Teachers must be allowed to decide what is best for students
Friday, 7th May 2021

‘The recent decision to force teachers to use the same pieces of evidence for all their students will do more harm than good’
• AS an A-level student, I am highly concerned by the government’s U-turn on exam results.
Previously schools could do a certain amount of cherry-picking collecting evidence for a student’s grade.
A portfolio of evidence could be artfully created from their best results from exams, classwork and the like, a fair adjustment considering how many hours have been lost since March 2020, especially by students such as those at my school, William Ellis, many of whom do not have easy access to a computer or a space to study.

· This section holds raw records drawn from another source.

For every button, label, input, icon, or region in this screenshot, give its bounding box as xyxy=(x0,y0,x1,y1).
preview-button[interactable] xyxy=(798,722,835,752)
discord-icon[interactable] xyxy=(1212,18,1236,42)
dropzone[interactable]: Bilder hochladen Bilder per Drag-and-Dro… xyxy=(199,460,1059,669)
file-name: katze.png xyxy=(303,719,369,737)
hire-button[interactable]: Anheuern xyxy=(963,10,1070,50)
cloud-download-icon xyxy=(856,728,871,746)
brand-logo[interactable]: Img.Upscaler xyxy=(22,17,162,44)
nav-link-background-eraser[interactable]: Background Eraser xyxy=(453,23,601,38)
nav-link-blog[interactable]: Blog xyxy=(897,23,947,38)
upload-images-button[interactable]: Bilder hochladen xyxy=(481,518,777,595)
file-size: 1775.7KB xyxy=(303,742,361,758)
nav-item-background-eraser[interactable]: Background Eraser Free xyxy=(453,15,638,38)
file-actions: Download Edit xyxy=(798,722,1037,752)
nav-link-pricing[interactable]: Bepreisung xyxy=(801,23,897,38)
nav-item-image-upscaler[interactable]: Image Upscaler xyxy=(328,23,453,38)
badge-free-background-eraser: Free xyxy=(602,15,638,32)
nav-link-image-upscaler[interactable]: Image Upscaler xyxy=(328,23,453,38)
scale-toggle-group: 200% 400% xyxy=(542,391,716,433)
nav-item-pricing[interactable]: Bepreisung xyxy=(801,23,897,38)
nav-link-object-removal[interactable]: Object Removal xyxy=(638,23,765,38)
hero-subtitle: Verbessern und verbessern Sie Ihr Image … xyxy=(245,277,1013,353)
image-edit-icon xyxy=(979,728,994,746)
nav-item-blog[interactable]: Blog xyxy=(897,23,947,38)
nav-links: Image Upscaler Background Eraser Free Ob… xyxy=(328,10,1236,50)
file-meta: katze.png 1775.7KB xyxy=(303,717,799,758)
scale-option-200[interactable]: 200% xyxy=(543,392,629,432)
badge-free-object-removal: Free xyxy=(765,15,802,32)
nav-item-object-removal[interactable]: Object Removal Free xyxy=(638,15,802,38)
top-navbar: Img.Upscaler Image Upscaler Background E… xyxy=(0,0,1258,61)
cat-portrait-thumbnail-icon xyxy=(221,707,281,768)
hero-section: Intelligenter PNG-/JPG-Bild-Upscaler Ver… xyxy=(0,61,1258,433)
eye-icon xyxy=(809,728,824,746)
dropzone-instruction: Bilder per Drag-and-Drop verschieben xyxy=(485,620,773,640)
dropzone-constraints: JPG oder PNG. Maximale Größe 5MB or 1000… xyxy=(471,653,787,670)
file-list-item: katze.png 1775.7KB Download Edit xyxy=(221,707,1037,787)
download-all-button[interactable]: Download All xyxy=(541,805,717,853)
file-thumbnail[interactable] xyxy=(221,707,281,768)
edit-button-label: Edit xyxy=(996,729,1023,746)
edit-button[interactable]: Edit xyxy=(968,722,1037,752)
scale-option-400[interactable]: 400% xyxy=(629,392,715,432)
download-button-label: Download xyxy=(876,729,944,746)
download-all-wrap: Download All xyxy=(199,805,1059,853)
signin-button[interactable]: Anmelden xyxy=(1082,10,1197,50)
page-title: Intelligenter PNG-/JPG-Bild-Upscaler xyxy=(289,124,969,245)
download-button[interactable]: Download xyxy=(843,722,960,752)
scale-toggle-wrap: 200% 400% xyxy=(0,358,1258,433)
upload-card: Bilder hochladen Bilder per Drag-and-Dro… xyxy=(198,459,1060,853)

The recent decision to force teachers to use the same pieces of evidence for all their students will do more harm than good.
Having promised us A-levels and GCSEs would not take place this year, and that teachers would be trusted to grade students, the government are now, in all but name, giving us exams with extra steps.
It seems like a cynical attempt to draft in teachers, who have already suffered much in this pandemic, as unpaid examiners.
The new plan also fails to take into account differences between individual students. What if a student were self-isolating on the day of a test that will now determine most of their final result?
The success in rolling out the vaccine lies mainly in the fact that the planning was handled by the NHS, the same organisation that was actually jabbing people, not by the cabinet.
We would do well to treat exams the same way. Teachers must be allowed to decide what is best for their students.